AVPT Insider Report: Gong Xunkai RSU Withholding of 6,500 Shares
Rhea-AI Filing Summary
AvePoint director and Executive Chairman Gong Xunkai reported a transaction on 09/19/2025 relating to the company’s common stock and restricted stock units under the 2021 Equity Incentive Plan. The filing shows 6,500 shares were disposed of at an effective price of $15.67 in an exempt transaction where shares were withheld to satisfy tax withholding obligations on RSU vesting. After the withholding, the reporting person beneficially owned 763,702 shares (including vested and unvested RSUs). The Form 4 was signed by an attorney-in-fact on 09/23/2025.
Positive
- None.
Negative
- None.
Insights
TL;DR: Routine tax-withholding on vested RSUs by an executive; not an indication of voluntary sale or change in control.
The transaction is recorded as an exempt disposition under Rule 16b-3 where the issuer withheld 6,500 shares to satisfy tax obligations arising from RSU vesting. This is a common administrative action and the filing clarifies it was not a discretionary sale by the reporting person. The remaining beneficial ownership of 763,702 shares (including unvested RSUs) retains the reporting person’s substantial economic and voting interest. From a governance perspective, the Form 4 documents proper disclosure and compliance with Section 16 reporting requirements.

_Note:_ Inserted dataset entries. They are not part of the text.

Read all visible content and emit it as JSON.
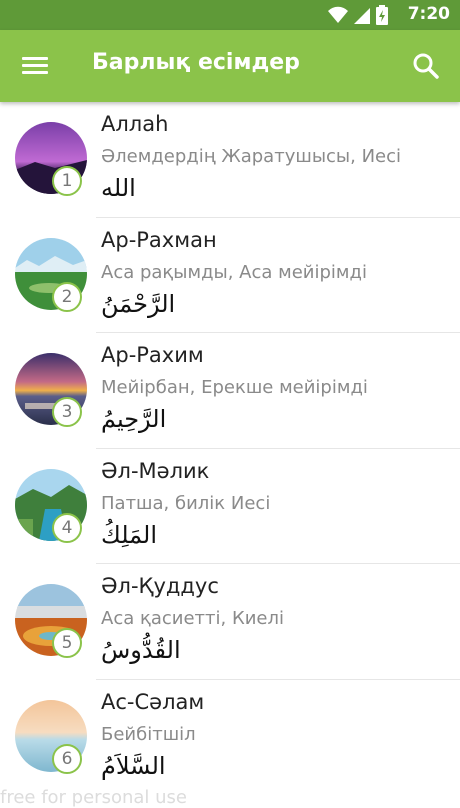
{
  "status_bar": {
    "time": "7:20"
  },
  "app_bar": {
    "title": "Барлық есімдер",
    "menu_icon": "menu-icon",
    "search_icon": "search-icon"
  },
  "colors": {
    "accent": "#8bc34a",
    "status": "#5f9a38"
  },
  "names": [
    {
      "name": "Аллаh",
      "meaning": "Әлемдердің Жаратушысы, Иесі",
      "arabic": "الله",
      "number": "1"
    },
    {
      "name": "Ар-Рахман",
      "meaning": "Аса рақымды, Аса мейірімді",
      "arabic": "الرَّحْمَنُ",
      "number": "2"
    },
    {
      "name": "Ар-Рахим",
      "meaning": "Мейірбан, Ерекше мейірімді",
      "arabic": "الرَّحِيمُ",
      "number": "3"
    },
    {
      "name": "Әл-Мәлик",
      "meaning": "Патша, билік Иесі",
      "arabic": "المَلِكُ",
      "number": "4"
    },
    {
      "name": "Әл-Қуддус",
      "meaning": "Аса қасиетті, Киелі",
      "arabic": "القُدُّوسُ",
      "number": "5"
    },
    {
      "name": "Ас-Сәлам",
      "meaning": "Бейбітшіл",
      "arabic": "السَّلاَمُ",
      "number": "6"
    }
  ],
  "watermark": "free for personal use"
}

TL;DR: Small share withholding to cover taxes; immaterial to overall ownership and unlikely to affect market or control dynamics.

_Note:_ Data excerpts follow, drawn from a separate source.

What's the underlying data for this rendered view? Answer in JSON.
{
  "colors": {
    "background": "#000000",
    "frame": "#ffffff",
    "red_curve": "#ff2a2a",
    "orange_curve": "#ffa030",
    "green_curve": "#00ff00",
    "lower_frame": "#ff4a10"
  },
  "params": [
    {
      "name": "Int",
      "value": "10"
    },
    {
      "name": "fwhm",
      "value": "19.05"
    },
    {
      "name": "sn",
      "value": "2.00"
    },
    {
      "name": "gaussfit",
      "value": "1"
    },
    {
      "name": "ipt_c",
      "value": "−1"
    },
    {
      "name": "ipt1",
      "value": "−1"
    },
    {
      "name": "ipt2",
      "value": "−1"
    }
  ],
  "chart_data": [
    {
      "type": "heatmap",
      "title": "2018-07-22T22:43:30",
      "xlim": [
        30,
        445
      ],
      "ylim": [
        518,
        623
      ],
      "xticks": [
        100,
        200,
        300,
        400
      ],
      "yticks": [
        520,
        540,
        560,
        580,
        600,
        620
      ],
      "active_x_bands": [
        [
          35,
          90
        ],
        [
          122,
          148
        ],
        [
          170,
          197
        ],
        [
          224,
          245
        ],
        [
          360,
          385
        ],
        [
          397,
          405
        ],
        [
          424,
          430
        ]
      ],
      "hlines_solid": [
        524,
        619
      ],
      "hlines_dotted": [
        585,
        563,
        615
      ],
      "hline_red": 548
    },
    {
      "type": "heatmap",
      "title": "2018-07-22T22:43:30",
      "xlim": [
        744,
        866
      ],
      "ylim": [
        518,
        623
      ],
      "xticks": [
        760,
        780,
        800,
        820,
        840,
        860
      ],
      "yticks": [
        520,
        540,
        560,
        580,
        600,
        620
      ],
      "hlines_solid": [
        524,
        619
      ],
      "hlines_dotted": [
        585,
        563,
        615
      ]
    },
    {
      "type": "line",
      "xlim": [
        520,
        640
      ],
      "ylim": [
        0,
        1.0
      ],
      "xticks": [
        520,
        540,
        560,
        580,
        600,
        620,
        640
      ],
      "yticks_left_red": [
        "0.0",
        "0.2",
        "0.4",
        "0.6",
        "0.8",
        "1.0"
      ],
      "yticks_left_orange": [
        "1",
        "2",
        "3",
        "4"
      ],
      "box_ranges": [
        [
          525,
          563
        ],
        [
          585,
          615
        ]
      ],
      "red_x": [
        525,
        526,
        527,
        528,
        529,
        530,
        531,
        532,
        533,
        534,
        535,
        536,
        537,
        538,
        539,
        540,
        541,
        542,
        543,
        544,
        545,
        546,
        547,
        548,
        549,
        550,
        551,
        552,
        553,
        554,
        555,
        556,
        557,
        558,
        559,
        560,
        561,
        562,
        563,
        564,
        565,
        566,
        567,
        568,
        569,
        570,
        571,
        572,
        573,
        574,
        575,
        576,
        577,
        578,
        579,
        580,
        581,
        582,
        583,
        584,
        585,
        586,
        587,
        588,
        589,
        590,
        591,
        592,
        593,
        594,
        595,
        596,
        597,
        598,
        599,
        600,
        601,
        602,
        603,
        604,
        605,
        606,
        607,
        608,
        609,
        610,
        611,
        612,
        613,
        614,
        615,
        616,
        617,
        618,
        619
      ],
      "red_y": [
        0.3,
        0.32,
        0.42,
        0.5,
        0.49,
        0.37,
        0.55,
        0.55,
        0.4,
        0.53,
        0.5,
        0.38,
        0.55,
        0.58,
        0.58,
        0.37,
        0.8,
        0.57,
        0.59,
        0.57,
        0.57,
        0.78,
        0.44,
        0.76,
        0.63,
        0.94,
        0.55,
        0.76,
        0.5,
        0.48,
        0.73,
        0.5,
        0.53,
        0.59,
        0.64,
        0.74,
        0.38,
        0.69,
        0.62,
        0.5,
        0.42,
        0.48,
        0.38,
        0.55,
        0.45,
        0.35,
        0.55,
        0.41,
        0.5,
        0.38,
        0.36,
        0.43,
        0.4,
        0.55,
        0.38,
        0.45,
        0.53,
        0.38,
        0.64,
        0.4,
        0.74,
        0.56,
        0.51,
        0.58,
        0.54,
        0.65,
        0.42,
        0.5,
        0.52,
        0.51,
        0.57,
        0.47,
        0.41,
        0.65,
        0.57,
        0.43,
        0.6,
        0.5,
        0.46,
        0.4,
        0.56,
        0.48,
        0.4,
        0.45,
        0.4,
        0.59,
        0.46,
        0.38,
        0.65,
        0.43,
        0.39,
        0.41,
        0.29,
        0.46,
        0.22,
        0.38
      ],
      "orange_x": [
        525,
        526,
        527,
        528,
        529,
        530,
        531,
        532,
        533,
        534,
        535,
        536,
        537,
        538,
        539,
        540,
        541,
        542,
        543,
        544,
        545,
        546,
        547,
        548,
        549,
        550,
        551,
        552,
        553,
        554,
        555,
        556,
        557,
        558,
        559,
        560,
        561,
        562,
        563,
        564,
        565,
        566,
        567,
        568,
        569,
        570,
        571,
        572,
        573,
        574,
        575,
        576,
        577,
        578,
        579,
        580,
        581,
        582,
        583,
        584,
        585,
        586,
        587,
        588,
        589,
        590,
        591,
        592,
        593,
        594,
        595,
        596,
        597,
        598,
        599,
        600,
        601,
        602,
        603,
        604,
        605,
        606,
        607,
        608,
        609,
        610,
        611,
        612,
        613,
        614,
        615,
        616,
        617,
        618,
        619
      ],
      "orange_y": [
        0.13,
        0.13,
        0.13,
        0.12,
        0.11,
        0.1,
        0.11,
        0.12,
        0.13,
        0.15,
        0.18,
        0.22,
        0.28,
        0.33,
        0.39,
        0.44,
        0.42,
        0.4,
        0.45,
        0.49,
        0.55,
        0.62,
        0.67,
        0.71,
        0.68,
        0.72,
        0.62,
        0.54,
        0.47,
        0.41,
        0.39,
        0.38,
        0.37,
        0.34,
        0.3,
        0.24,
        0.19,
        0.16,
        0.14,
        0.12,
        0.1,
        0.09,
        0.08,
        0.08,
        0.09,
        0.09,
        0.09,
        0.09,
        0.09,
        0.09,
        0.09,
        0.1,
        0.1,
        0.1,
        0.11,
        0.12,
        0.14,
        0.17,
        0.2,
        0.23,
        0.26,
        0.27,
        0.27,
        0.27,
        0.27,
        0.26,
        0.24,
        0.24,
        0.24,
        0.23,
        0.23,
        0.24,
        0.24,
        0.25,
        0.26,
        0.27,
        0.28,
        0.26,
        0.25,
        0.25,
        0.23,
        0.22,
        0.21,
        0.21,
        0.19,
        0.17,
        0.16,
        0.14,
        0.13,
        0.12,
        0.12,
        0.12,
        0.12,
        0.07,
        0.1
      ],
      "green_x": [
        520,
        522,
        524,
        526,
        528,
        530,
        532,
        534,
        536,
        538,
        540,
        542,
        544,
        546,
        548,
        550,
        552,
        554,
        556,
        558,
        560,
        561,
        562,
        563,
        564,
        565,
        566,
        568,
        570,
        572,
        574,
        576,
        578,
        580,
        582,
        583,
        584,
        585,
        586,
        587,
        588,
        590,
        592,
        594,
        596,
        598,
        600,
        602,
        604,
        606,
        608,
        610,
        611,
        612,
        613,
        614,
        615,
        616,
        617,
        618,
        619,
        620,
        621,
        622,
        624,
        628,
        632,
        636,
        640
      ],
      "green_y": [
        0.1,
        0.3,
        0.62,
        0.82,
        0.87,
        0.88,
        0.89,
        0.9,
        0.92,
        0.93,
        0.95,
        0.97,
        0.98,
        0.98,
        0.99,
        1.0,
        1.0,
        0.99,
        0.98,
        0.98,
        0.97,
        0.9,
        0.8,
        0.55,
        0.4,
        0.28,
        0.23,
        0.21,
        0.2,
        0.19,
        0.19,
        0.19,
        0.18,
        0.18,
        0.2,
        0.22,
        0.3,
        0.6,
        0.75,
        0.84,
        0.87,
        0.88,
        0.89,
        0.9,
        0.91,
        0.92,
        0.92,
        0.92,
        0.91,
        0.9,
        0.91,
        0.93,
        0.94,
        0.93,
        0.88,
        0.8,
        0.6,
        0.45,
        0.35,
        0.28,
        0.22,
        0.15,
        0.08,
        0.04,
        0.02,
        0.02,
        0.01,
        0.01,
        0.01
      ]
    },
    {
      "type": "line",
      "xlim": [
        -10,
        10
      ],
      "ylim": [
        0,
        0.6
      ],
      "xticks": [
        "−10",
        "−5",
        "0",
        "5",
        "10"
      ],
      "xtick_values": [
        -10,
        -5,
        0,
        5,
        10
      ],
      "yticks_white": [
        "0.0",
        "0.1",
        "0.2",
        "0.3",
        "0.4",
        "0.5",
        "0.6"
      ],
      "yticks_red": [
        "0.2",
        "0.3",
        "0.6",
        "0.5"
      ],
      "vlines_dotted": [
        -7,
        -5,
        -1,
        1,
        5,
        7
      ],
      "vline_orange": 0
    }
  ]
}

The reported disposal of 6,500 shares at $15.67 represents net settlement of RSUs for tax withholding rather than an open-market sale. Given the post-transaction beneficial ownership of 763,702 shares, the change represents a negligible percentage shift in stake for an executive-level holder. The disclosure is timely and consistent with prior RSU grants referenced in earlier Form 4 filings.
Insider Trade Summary
| Type | Security | Shares | Price | Value |
|---|---|---|---|---|
| Tax Withholding | Common Stock | 6,500 | $15.67 | $102K |
Footnotes (1)
- This security represents the Issuer's common stock as well as restricted stock units (each, an "RSU") granted to the Reporting Person under the Issuer's 2021 Equity Incentive Plan. Each RSU represents the contingent right to receive, upon vesting of the RSU, one share of the Issuer's common stock. Exempt transaction consisting of the payment of exercise price or tax liability by delivering or withholding securities incident to the receipt, exercise or vesting of a security issued in accordance with Rule 16b-3. The shares reported as disposed of in this Form 4 represent the number of shares of the Issuer's common stock that have been withheld by the Issuer to satisfy its income tax withholding and remittance obligations in connection with the net settlement of the securities and does not represent a discretionary transaction by the Reporting Person. Includes non-RSU common stock as well as aggregate vested and unvested RSUs held by the Reporting Person subject to the vesting schedules previously reported on Table I of Form 4s filed with the Securities and Exchange Commission on September 3, 2021, March 22, 2022, March 23, 2023, March 7, 2024 and March 18, 2025.